The PM said immunisation would help keep residents safer.

“If other countries are doing it and then they normalise, then let’s say the majority of our population were to resist the vaccine and people remain vulnerable to Covid, then what would happen is that we may see an increase in the prevalence of Covid cases and far more fatalities.

“The deaths resulting from that may be far greater than the downside risk of taking a vaccine,” he purported.

Twenty thousand vials of the vaccine are due to come to Antigua and Barbuda. It is not yet known which vaccine it will be.

But Browne is predicting that at least 70 percent of the population will volunteer to have it.

Based on current projections, Pfizer and BioNTech expect to produce up to 50 million vaccine doses in 2020, and up to 1.3 billion doses in 2021. Their vaccine requires two doses per person.

The PM said he hopes the availability of a vaccine will “resume some semblance of normalcy here”.

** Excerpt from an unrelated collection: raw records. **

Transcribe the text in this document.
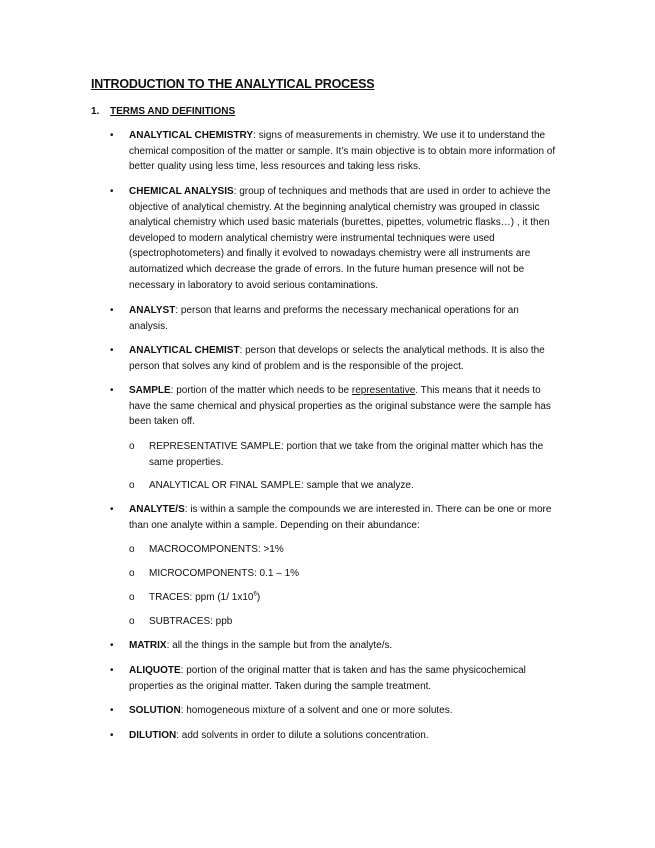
INTRODUCTION TO THE ANALYTICAL PROCESS
1. TERMS AND DEFINITIONS
• ANALYTICAL CHEMISTRY: signs of measurements in chemistry. We use it to understand the chemical composition of the matter or sample. It’s main objective is to obtain more information of better quality using less time, less resources and taking less risks.
• CHEMICAL ANALYSIS: group of techniques and methods that are used in order to achieve the objective of analytical chemistry. At the beginning analytical chemistry was grouped in classic analytical chemistry which used basic materials (burettes, pipettes, volumetric flasks…) , it then developed to modern analytical chemistry were instrumental techniques were used (spectrophotometers) and finally it evolved to nowadays chemistry were all instruments are automatized which decrease the grade of errors. In the future human presence will not be necessary in laboratory to avoid serious contaminations.
• ANALYST: person that learns and preforms the necessary mechanical operations for an analysis.
• ANALYTICAL CHEMIST: person that develops or selects the analytical methods. It is also the person that solves any kind of problem and is the responsible of the project.
• SAMPLE: portion of the matter which needs to be representative. This means that it needs to have the same chemical and physical properties as the original substance were the sample has been taken off.
o REPRESENTATIVE SAMPLE: portion that we take from the original matter which has the same properties.
o ANALYTICAL OR FINAL SAMPLE: sample that we analyze.
• ANALYTE/S: is within a sample the compounds we are interested in. There can be one or more than one analyte within a sample. Depending on their abundance:
o MACROCOMPONENTS: >1%
o MICROCOMPONENTS: 0.1 – 1%
o TRACES: ppm (1/ $1x10^6$)
o SUBTRACES: ppb
• MATRIX: all the things in the sample but from the analyte/s.
• ALIQUOTE: portion of the original matter that is taken and has the same physicochemical properties as the original matter. Taken during the sample treatment.
• SOLUTION: homogeneous mixture of a solvent and one or more solutes.
• DILUTION: add solvents in order to dilute a solutions concentration.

Meanwhile, one of the country’s leading medical professionals, Dr Dwayne “Baba” Thwaites, has attempted to calm public fears.

Many residents are apprehensive, noting the vaccine’s fast development, coupled with the limited knowledge of the virus.

Dr Thwaites sought to ease those apprehensions, by comparing other vaccines developed to treat diseases in the past.

“I look at everybody and I laugh because people are talking ‘I’m not taking the vaccine, I’m not doing it’. We’ve been vaccinating everybody all our lives and not only that, we’ve seen it work in the world. When polio was kicking up when arwe min young, nobody have polio now.

“The BCG injection we all have that…everyone of arwe have that as kids. You come up you get your stuff and you gone school. We know it works. It worked for TB. It worked for polio. It worked for chickenpox,” he remarked.

Dr Thwaites urged persons to try to adjust their mindset, saying it is likely everyone will need to be vaccinated.

He also dismissed some of the conspiracy theories floating around, suggesting they are largely illogical.

“I hear they say they gon put a chip in you when they give you the vaccination. How you gon put a chip in something that’s soluble and dissolvable. When you put it inside you it gets hard and forms a microchip?” the medical practitioner queried.